Blueknight Energy Partners is paying $32.5m for two asphalt terminals in Bainbridge, GA, and Muskogee, OK. The Bainbridge facility will be acquired from Ergon Asphalt & Emulsions and Ergon Terminaling. ETI and EA&E are subsidiaries of Ergon, Inc. which owns 100% of the outstanding membership interests of the General Partner of BKEP.
In addition, Ergon will assign a long-term storage, throughput and handling agreement with a third-party for the Bainbridge facility. The Muskogee facility will be acquired from Frontier Terminal and Cummins Investment Corporation. BKEP has also entered into two third-party storage, throughput and handling agreements associated with the Muskogee terminal that will be effective upon closing of the transaction.
The price of $32.5m consists of $10.5m of BKEP common units to be issued to a subsidiary of Ergon in a private placement at a market price and $22m in cash.
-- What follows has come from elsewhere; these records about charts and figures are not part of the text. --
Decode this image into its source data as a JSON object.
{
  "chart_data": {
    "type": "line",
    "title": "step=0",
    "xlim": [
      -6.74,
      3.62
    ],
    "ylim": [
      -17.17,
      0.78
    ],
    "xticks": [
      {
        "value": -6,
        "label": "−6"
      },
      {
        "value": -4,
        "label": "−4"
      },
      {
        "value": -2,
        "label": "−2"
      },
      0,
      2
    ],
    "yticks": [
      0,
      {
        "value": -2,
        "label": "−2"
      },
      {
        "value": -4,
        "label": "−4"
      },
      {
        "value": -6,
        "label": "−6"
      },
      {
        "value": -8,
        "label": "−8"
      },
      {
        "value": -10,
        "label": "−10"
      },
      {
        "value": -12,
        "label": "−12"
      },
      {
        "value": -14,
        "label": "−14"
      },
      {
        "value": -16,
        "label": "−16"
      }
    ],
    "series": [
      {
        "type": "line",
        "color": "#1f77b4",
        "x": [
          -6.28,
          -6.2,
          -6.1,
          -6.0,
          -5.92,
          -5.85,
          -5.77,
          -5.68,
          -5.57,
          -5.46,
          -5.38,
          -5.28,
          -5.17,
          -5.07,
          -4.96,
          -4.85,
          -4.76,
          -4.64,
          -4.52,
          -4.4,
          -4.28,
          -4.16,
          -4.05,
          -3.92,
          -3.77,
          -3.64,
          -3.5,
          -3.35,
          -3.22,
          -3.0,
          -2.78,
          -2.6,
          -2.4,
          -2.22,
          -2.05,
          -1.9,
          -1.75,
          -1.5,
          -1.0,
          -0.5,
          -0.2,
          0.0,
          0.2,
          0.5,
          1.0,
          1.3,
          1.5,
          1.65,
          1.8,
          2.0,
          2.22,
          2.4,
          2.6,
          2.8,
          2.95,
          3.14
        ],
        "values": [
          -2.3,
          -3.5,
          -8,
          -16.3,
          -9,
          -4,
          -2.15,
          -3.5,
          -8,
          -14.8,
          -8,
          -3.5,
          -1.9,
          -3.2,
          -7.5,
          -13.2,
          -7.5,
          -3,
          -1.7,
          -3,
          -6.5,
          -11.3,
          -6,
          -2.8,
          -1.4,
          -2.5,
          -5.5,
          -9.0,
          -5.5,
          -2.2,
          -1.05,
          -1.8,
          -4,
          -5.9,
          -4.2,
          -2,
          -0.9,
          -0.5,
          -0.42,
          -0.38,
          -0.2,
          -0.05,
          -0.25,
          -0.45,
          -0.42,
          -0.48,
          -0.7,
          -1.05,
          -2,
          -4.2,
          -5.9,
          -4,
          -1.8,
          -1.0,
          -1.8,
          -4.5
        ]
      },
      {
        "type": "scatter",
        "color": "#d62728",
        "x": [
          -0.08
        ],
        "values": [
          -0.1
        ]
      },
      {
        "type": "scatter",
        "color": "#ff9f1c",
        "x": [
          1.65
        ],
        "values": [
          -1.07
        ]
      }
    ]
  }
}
Both transactions are expected to close in the fourth quarter. Once the transactions are complete Blueknight will own a network of 56 asphalt terminals in 26 states with a combined capacity of 10.3 million barrels of asphalt and residual fuel oil storage.
BKEP CEO, Mark Hurley said: “We are pleased to announce the expected acquisition of the Bainbridge, GA, and Muskogee, OK, asphalt terminals. The Bainbridge, GA, terminal represents the first of two anticipated drop-downs discussed at the time of the Ergon acquisition of BKEP’s General Partner in October 2016. The facility includes approximately 200,000 barrels of storage and comes with a long-term contract with a credit-worthy third-party customer. The Muskogee terminal includes 500,000 barrels of storage and 245 acres of property, 150 of which we expect to further develop in the future. BKEP has entered into two long-term storage, throughput and handling contracts with credit-worthy third-party customers. Both customers will continue to market asphalt products out of the Muskogee facility and both are well established in the asphalt industry. We have enjoyed long-standing, mutually beneficial relationships with each of them and we look forward to further developing and expanding our relationships. These transactions total $32.5 million at an expected EBITDA multiple of less than 9.0x, and will be immediately accretive and leverage neutral. These acquisitions primarily represent the reinvestment of proceeds received from 2017 asset sales and include high-quality long-term contracts at very reasonable acquisition multiples. We will provide more details on these acquisitions on tomorrow afternoon’s earnings conference call.”